Results from my research can help investors fine-tune when and how they enter the market. If, for example, social media users believe that the newest iPhone will not be as good as expected, investors might hold off on their investment in Apple stock. That could free them up to invest in something else with better buzz, in hopes of higher returns.

Anonymizing Data

It’s true – and concerning – that some presumably unethical people have tried to use social media data for their own benefit. But the data are not the actual problem, and cutting researchers’ access to data is not the solution. Doing so would also deprive society of the benefits of social media analysis.

Fortunately, there is a way to resolve this dilemma. Anonymization of data can keep people’s individual privacy intact, while giving researchers access to collective data that can yield important insights.

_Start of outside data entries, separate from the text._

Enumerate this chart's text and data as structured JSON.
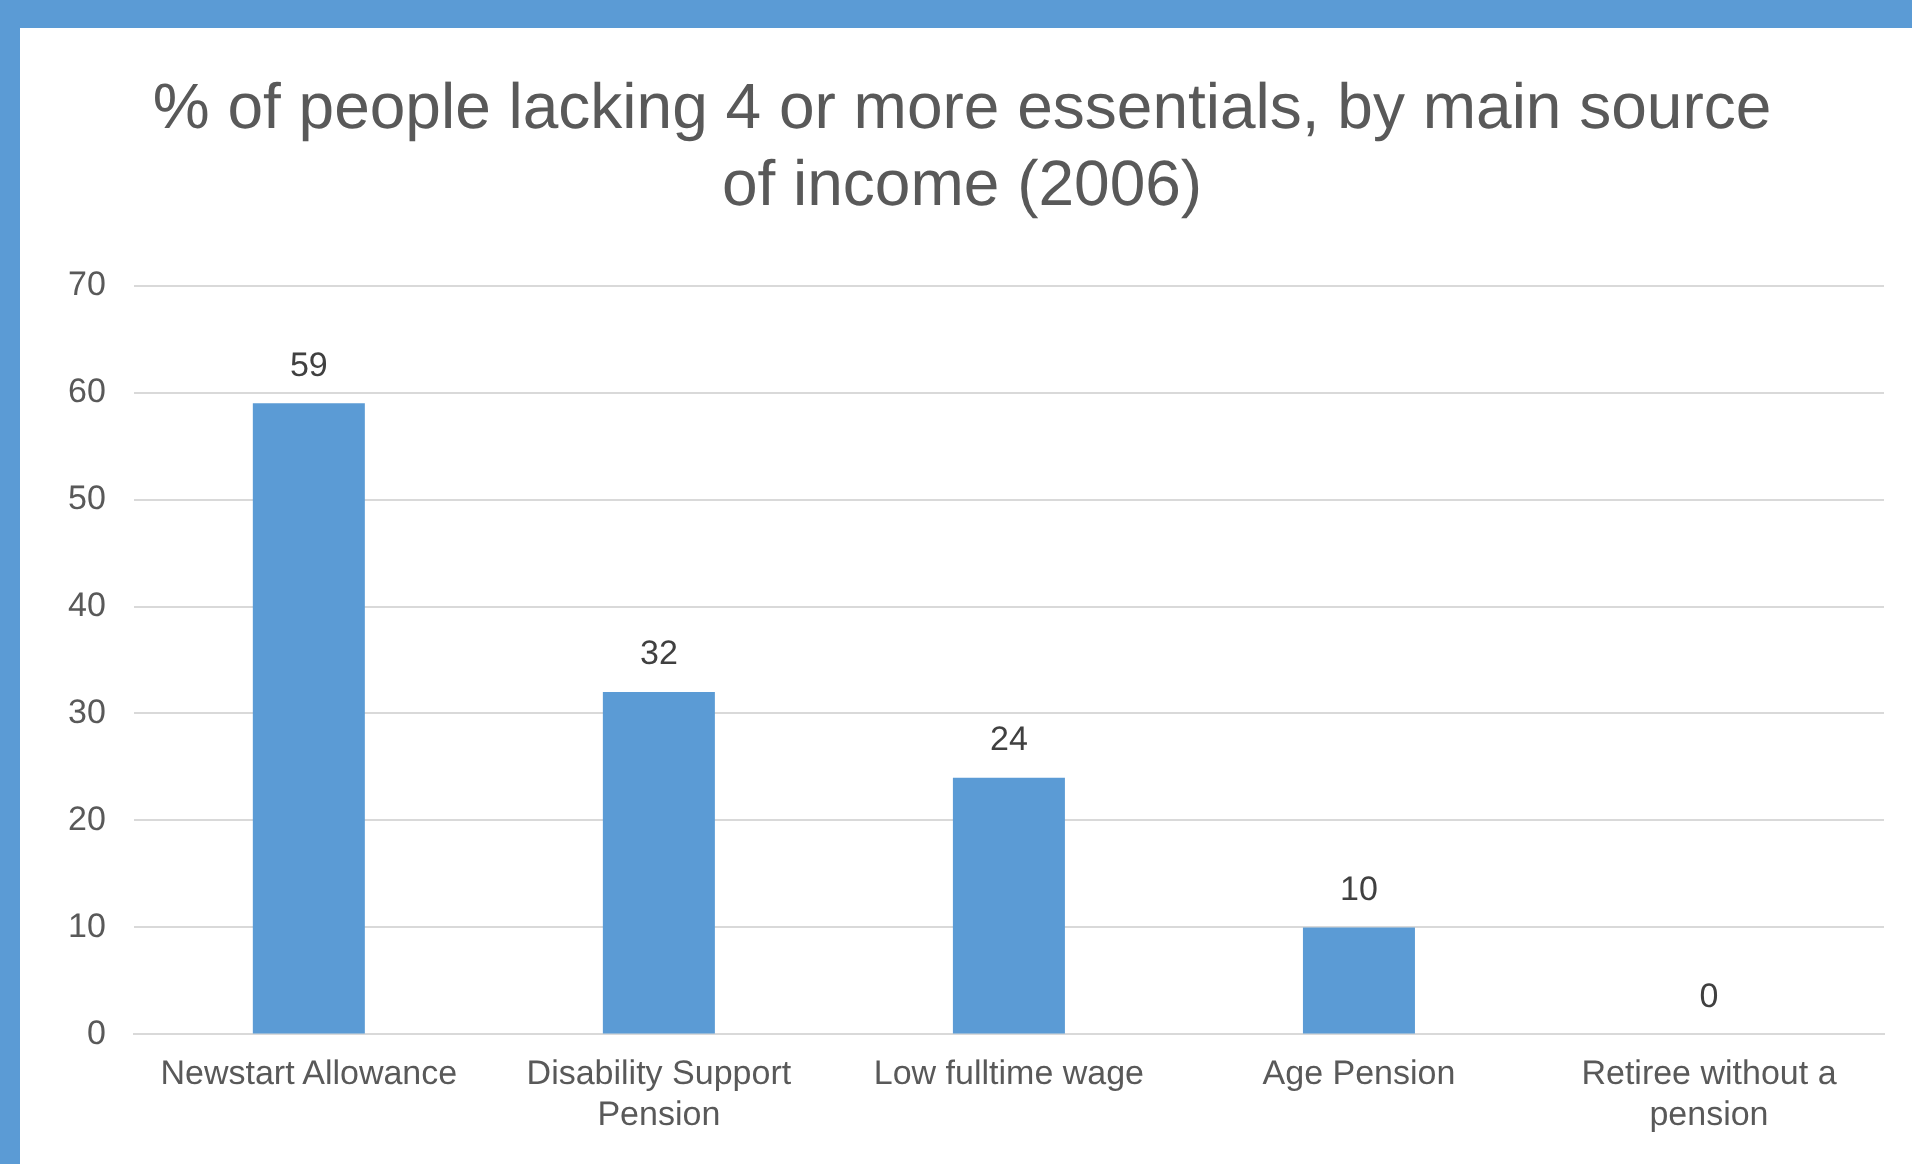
{
  "chart_data": {
    "type": "bar",
    "title": "% of people lacking 4 or more essentials, by main source of income (2006)",
    "categories": [
      "Newstart Allowance",
      "Disability Support Pension",
      "Low fulltime wage",
      "Age Pension",
      "Retiree without a pension"
    ],
    "values": [
      59,
      32,
      24,
      10,
      0
    ],
    "color": "#5b9bd5",
    "ylim": [
      0,
      70
    ],
    "yticks": [
      0,
      10,
      20,
      30,
      40,
      50,
      60,
      70
    ],
    "grid": "y",
    "data_labels": true
  }
}
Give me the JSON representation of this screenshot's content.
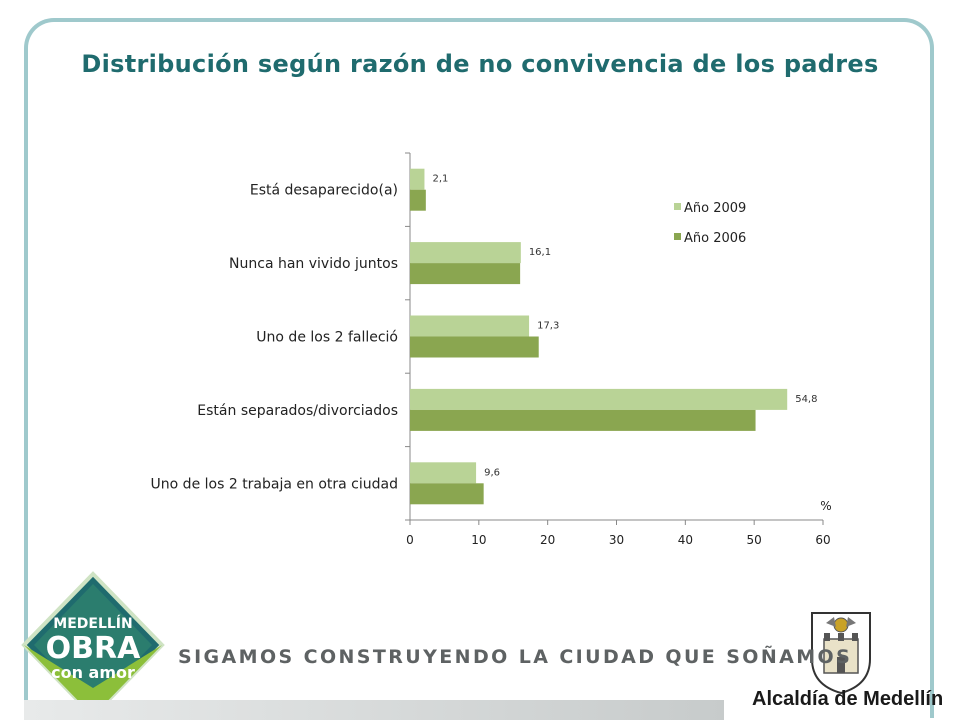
{
  "title": "Distribución según razón de no convivencia de los padres",
  "logo_left": {
    "line1": "MEDELLÍN",
    "line2": "OBRA",
    "line3": "con amor"
  },
  "slogan": "SIGAMOS CONSTRUYENDO LA CIUDAD QUE SOÑAMOS",
  "alcaldia": "Alcaldía de Medellín",
  "colors": {
    "title": "#1f6b6e",
    "series_2009": "#b9d396",
    "series_2006": "#8aa650",
    "frame": "#9fc9cc"
  },
  "chart_data": {
    "type": "bar",
    "orientation": "horizontal",
    "categories": [
      "Está desaparecido(a)",
      "Nunca han vivido juntos",
      "Uno de los 2 falleció",
      "Están separados/divorciados",
      "Uno de los 2 trabaja en otra ciudad"
    ],
    "series": [
      {
        "name": "Año 2009",
        "values": [
          2.1,
          16.1,
          17.3,
          54.8,
          9.6
        ],
        "labels": [
          "2,1",
          "16,1",
          "17,3",
          "54,8",
          "9,6"
        ]
      },
      {
        "name": "Año 2006",
        "values": [
          2.3,
          16.0,
          18.7,
          50.2,
          10.7
        ]
      }
    ],
    "xlim": [
      0,
      60
    ],
    "xticks": [
      "0",
      "10",
      "20",
      "30",
      "40",
      "50",
      "60"
    ],
    "unit_label": "%",
    "legend_position": "top-right",
    "grid": false
  }
}
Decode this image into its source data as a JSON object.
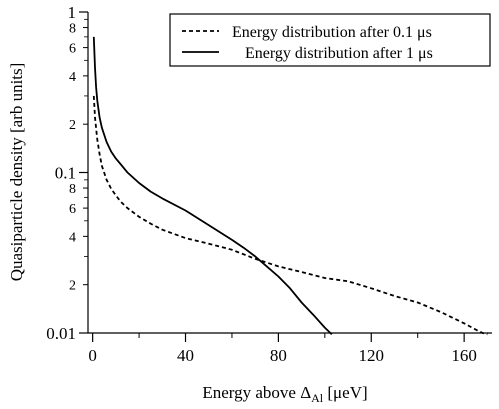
{
  "chart_data": {
    "type": "line",
    "xlabel_main": "Energy above Δ",
    "xlabel_sub": "Al",
    "xlabel_unit": " [μeV]",
    "ylabel": "Quasiparticle density [arb units]",
    "xlim": [
      -2,
      172
    ],
    "ylim": [
      0.01,
      1
    ],
    "yscale": "log",
    "x_ticks": [
      0,
      40,
      80,
      120,
      160
    ],
    "y_major_ticks": [
      0.01,
      0.1,
      1
    ],
    "y_major_labels": [
      "0.01",
      "0.1",
      "1"
    ],
    "y_minor_ticks": [
      0.02,
      0.04,
      0.06,
      0.08,
      0.2,
      0.4,
      0.6,
      0.8
    ],
    "y_minor_labels": [
      "2",
      "4",
      "6",
      "8",
      "2",
      "4",
      "6",
      "8"
    ],
    "legend_position": "top-right",
    "series": [
      {
        "name": "Energy distribution after 0.1 μs",
        "style": "dashed",
        "x": [
          0.5,
          1,
          2,
          3,
          4,
          6,
          8,
          10,
          12,
          15,
          20,
          25,
          30,
          40,
          50,
          60,
          70,
          80,
          90,
          100,
          110,
          120,
          130,
          140,
          150,
          160,
          165,
          168,
          170
        ],
        "y": [
          0.3,
          0.22,
          0.16,
          0.13,
          0.11,
          0.09,
          0.079,
          0.072,
          0.066,
          0.06,
          0.053,
          0.048,
          0.044,
          0.039,
          0.036,
          0.033,
          0.029,
          0.026,
          0.024,
          0.022,
          0.021,
          0.019,
          0.017,
          0.0155,
          0.0135,
          0.0115,
          0.0105,
          0.01,
          0.0098
        ]
      },
      {
        "name": "Energy distribution after 1 μs",
        "style": "solid",
        "x": [
          0.5,
          1,
          1.5,
          2,
          3,
          4,
          6,
          8,
          10,
          12,
          15,
          20,
          25,
          30,
          40,
          50,
          60,
          65,
          70,
          75,
          80,
          85,
          90,
          95,
          100,
          103
        ],
        "y": [
          0.7,
          0.45,
          0.34,
          0.28,
          0.22,
          0.19,
          0.155,
          0.135,
          0.122,
          0.113,
          0.1,
          0.086,
          0.076,
          0.069,
          0.058,
          0.047,
          0.038,
          0.034,
          0.03,
          0.026,
          0.0225,
          0.019,
          0.0155,
          0.013,
          0.0108,
          0.0098
        ]
      }
    ]
  }
}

There’s even a strong model for how to strike that balance efficiently: the U.S. Census Bureau. For decades, that government agency has collected extremely personal data from households all across the country: ages, employment status, income levels, Social Security numbers and political affiliations. The results it publishes are very rich, but also not traceable to any individual.

It often is technically possible to reverse anonymity protections on data, using multiple pieces of anonymized information to identify the person they all relate to. The Census Bureau takes steps to prevent this.

For instance, when members of the public access census data, the Census Bureau restricts information that is likely to identify specific individuals, such as reporting there is just one person in a community with a particularly high- or low-income level.

For researchers the process is somewhat different, but provides significant protections both in law and in practice. Scholars have to pass the Census Bureau’s vetting process to make sure they are legitimate, and must undergo training about what they can and cannot do with the data. The penalties for violating the rules include not only being barred from using census data in the future, but also civil fines and even criminal prosecution.

Even then, what researchers get comes without a name or Social Security number. Instead, the Census Bureau uses what it calls “protected identification keys,” a random number that replaces data that would allow researchers to identify individuals.

Each person’s data is labeled with his or her own identification key, allowing researchers to link information of different types. For instance, a researcher wanting to track how long it takes people to complete a college degree could follow individuals’ education levels over time, thanks to the identification keys.

Social media platforms could implement a similar anonymization process instead of increasing hurdles – and cost – to access their data. They could assign users identification numbers instead of sharing their real identities, and could agree to government regulations defining who could get access to what data, including real penalties for violating the rules. Then researchers could discover the insights offered by social media use, just like they do with census data, without threatening people’s privacy.